Где-то совсем рядом колокол пробил два часа. Сосед по номеру, пожилой фаготист Швах, страдавший застарелой астмой, отчего его голос был не отличим от звучания его фагота, что-то пробормотал во сне и отвернулся к стенке. Матвей подошел к окну, взглянул на небольшой квадрат светлого ночного неба, затем наугад, без зеркала, причесался и вышел в коридор. До лифта надо было идти долго, совершить два поворота; шаги по мягкому светло-коричневому полу были бесшумными, сердце Матвея гулко стучало в ночи.
Выйдя из лифта на 12-м этаже, Матвей снова долго шел в тишине и, наконец, застыл у двери, за которой спала (не спала?), ждала (не ждала?) Алевтина... Бледнолицый скрипач глубоко вздохнул и постучал в дверь. Ответом была тишина.
***
Наутро, после завтрака, оркестр повезли на встречу с послом. Колхозное посольство гнездилось в старинном двухэтажном особняке; непривычно было видеть родной флаг на фоне причудливой лепки, среди монстров и кариатид.

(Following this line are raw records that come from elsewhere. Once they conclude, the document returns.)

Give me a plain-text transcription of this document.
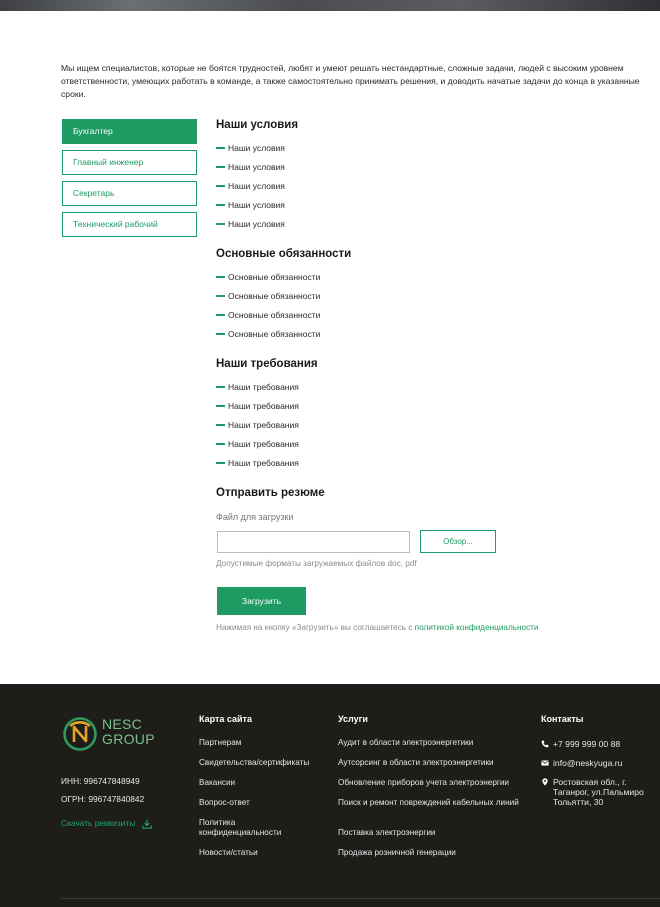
Мы ищем специалистов, которые не боятся трудностей, любят и умеют решать нестандартные, сложные задачи, людей с высоким уровнем ответственности, умеющих работать в команде, а также самостоятельно принимать решения, и доводить начатые задачи до конца в указанные сроки.

Бухгалтер
Главный инженер
Секретарь
Технический рабочий
Наши условия
Наши условия
Наши условия
Наши условия
Наши условия
Наши условия
Основные обязанности
Основные обязанности
Основные обязанности
Основные обязанности
Основные обязанности
Наши требования
Наши требования
Наши требования
Наши требования
Наши требования
Наши требования
Отправить резюме
Файл для загрузки
Обзор...
Допустимые форматы загружаемых файлов doc, pdf
Загрузить
Нажимая на кнопку «Загрузить» вы соглашаетесь с политикой конфиденциальности
NESC
GROUP
ИНН: 996747848949
ОГРН: 996747840842
Скачать реквизиты
Карта сайта
Партнерам
Свидетельства/сертификаты
Вакансии
Вопрос-ответ
Политика конфиденциальности
Новости/статьи
Услуги
Аудит в области электроэнергетики
Аутсорсинг в области электроэнергетики
Обновление приборов учета электроэнергии
Поиск и ремонт повреждений кабельных линий
Поставка электроэнергии
Продажа розничной генерации
Контакты
+7 999 999 00 88
info@neskyuga.ru
Ростовская обл., г. Таганрог, ул.Пальмиро Тольятти, 30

В небольшом полукруглом зале было торжественно и тесновато, некоторые музыканты стояли у стен, увешанных темными гобеленами, а фаготист Швах, которому, как всегда, было душно, даже присел на широкий мраморный подоконник.
Посол появился из боковой двери; на нем был безукоризненный костюм с платочком в верхнем карманчике и очки в золотой оправе; впрочем, лицо его было неприятным. За ним, кстати, ходила слава разрушителя контрактов: стоило ему приступить к работе в какой-либо стране, как отношения с этой страной начинали портиться, иногда даже доходило до мелких вооруженных конфликтов и разрыва дипломатических отношений. Посла переводили в другую страну — и все начиналось сначала.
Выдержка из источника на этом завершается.